Premier long métrage de la réalisatrice norvégienne Emilie Blichfeldt, The Ugly Stepsister qui s’offre une relecture pour adultes du conte de fées Cendrillon est une véritable petite merveille. Et si le film s’adresse sans contestation à un public adulte, il ne serait pourtant pas idiot de le montrer aux petites filles plutôt que de les gaver encore et toujours dans l’idéal du prince charmant avec lequel on vit heureux, longtemps en faisant beaucoup d’enfants.
The Ugly Stepsister reprend donc la trame de Cendrillon mais décale le récit en faisant d’une des demis sœurs de Cendrillon le personnage principal. Vilain petit canard un peu trop enrobée et moins belle qu’une princesse, Elvira rêve pourtant de conquérir le prince charmant lors d’un grand bal donné au château. Pour se faire elle accepte de souffrir dans son corps et son esprit quitte à s’enlaidir de l’intérieur pour devenir plus belle en façade.

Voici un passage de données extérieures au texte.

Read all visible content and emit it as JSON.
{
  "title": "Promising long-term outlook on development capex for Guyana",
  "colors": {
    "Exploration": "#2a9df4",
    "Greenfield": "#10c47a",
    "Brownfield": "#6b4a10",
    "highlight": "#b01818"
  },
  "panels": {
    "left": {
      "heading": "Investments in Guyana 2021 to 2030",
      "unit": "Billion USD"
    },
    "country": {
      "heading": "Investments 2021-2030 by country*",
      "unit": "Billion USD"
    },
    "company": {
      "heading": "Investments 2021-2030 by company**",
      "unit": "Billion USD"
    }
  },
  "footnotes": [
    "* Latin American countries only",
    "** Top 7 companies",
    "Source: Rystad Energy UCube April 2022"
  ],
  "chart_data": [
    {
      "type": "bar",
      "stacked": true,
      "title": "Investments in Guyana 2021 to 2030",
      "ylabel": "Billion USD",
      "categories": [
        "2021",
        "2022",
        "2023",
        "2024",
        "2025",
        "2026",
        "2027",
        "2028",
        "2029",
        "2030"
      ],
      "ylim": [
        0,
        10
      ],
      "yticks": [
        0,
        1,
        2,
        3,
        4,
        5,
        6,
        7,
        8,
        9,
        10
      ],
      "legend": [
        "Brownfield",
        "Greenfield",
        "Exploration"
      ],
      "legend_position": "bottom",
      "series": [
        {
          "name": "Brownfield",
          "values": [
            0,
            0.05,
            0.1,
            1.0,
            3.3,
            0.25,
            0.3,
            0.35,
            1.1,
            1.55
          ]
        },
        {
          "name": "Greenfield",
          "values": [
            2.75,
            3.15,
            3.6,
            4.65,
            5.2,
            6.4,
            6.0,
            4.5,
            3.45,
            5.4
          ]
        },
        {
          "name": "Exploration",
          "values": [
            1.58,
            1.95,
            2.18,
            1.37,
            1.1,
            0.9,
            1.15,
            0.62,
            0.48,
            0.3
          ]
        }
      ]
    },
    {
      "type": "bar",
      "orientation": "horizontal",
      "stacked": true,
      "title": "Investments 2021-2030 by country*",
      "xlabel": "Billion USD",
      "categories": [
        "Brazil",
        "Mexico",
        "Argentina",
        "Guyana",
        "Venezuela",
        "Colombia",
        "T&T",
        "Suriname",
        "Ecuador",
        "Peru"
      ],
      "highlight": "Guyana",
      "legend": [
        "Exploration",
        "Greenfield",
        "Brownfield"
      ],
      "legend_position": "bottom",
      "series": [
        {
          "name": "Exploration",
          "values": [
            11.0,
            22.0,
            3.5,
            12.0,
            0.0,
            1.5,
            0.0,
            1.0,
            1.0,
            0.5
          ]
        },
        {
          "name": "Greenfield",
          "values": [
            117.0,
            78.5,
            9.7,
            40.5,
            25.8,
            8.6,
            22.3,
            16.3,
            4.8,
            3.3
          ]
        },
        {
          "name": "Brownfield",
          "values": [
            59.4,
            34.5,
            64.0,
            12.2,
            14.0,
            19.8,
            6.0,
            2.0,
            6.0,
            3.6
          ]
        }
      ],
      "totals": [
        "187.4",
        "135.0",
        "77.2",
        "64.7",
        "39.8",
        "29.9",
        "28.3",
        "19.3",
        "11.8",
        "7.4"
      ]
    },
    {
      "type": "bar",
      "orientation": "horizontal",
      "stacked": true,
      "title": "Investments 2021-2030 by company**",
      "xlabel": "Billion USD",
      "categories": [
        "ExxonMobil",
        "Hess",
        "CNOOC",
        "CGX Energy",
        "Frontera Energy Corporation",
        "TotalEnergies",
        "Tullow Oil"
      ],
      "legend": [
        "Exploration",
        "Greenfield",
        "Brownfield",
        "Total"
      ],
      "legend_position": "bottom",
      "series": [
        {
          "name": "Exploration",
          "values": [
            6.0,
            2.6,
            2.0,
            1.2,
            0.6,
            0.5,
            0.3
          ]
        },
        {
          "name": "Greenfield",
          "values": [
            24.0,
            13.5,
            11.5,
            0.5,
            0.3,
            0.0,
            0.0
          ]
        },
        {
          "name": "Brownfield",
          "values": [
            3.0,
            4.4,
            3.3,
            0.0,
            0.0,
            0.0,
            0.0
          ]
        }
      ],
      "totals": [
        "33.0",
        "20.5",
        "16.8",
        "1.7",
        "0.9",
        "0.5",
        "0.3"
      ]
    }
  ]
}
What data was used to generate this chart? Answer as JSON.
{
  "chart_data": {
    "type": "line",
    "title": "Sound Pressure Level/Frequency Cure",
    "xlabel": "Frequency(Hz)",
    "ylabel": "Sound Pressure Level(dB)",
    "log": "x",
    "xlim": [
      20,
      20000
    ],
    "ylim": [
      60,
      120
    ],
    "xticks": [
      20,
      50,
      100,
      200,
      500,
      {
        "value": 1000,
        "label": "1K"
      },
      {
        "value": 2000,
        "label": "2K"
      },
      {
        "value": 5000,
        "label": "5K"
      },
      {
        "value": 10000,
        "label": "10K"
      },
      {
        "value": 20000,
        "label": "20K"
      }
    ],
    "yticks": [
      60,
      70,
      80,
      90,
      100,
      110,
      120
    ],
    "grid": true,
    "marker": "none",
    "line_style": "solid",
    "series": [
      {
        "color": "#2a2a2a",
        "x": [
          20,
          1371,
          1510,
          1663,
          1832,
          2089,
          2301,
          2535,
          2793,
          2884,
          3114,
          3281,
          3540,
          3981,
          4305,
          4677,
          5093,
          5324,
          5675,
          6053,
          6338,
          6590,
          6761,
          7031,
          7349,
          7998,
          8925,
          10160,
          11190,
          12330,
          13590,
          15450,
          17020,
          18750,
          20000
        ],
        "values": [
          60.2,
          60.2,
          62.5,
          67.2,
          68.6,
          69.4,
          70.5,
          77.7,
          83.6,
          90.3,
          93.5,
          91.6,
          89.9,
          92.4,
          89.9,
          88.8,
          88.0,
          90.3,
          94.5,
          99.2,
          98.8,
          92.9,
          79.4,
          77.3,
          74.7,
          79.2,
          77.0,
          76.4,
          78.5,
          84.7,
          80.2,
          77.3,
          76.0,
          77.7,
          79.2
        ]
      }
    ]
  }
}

The Ugly Stepsister est un film qui ne souffre de presque aucuns défauts et qui impose déjà, rappelons que c’est un premier film, une patte, un ton et un univers que l’on a envie de très vite retrouver. La jeune réalisateur réussit à merveille à combiner avec une folle cohérence une imagerie parfois un peu kitsch de contes de fées à la Disney avec une vision terriblement cru de l’envers du décor qui vient systématiquement contrebalancer la façade trop lisse de l’apparat. Combinant avec intelligence romantisme et crudité y compris dans les scènes de sexe, imagerie fantasmée du mythe du prince avec la réalité des sentiments, Emilie Blichfeldt est capable de faire naître une merveilleuse poésie d’un instant glauque et macabre comme lorsque Cendrillon voit sa robe reprisée par des vers échappé du corps pourrissant de son père. Et c’est toute cette ambivalence, tout cette dualité, tout ce choc permanent entre l’imagerie légère traditionnel et son funeste versant réaliste qui fait l’une des grandes forces du film. La mise en scène de Emilie Blichfeldt est parfaitement maîtrisée, la photographie est somptueuse, tout le design du film est ultra soigné (costumes, décors, maquillages) et la bande originale est une petite merveille aussi décalée que cohérente. Le film parvient à nous embarquer dès ses premières minutes pour ne plus nous lâcher jusqu’à son épilogue nous faisant constamment naviguer entre noirceur et légèreté, merveilleux et horreur, sourires et émotions, le tout dans un implacable récit. Et puis bien sûr il faut saluer l’excellente prestation de la comédienne Lea Myren dans le rôle de Elvira qui est tout simplement prodigieuse avec ce personnage à la fois détestable et tellement, tellement attachant et touchant. A de nombreuses reprises l’actrice m’a fait penser à Mia Goth dans Pearl et ce n’est pas le plus mince compliment que je puisse lui faire.
Et puis surtout The Ugly Stepsister est diaboliquement intelligent dans ce qu’il dit des injonctions faites aux femmes conditionnées par une société patriarcale à devenir des modèles de filles modèles. Souffrir pour être belle, ce précepte la jeune Elvira va l’endurer dans divers séquences souvent très difficiles qui tiennent plus du torture porn que du tuto beauté… Des scènes chocs qui ne sont pourtant que le reflet des tourments intérieur d’un personnage qui pour se fondre dans les attentes dictées par la société (et précisément l’imagerie des contes à base de princes et princesses) se retrouve capable de se mutiler pour rentrer dans le moule comme on rentre de force dans une pantoufle de vair. A noter que ces injonctions sont aussi le fruit de la propre mère du personnage, monstre cynique et froid prête à tout pour s’élever dans la société et ceci jusqu’à un dernier plan du personnage assez glaçant. Le mythe de l’amour fou et du prince charmant en prend un sérieux coup dans les gencives lorsque Emilie Blichfeldt montre le fameux bal presque comme une foire aux bestiaux où l'on vient chercher une fille à marier le plus souvent par intérêt que par passion faisant passer les femmes de mains en mains dans une sinistre danse permanente. Le merveilleux s'effrite et laisse place à une noirceur abyssale qui passe du merveilleux à la farce gothique, de la surface avenante aux viscères que l’on recrache avec douleurs comme pour se purger d’illusions néfastes.
Gros coup de cœur donc pour The Ugly Stepsister, un grand film aussi séduisant en surface que dans la profondeur et l’intelligence de son propos. Le film est une véritable expérience fascinante qui secoue d’émotions en émotions et qui immanquablement restera gravé dans les esprits.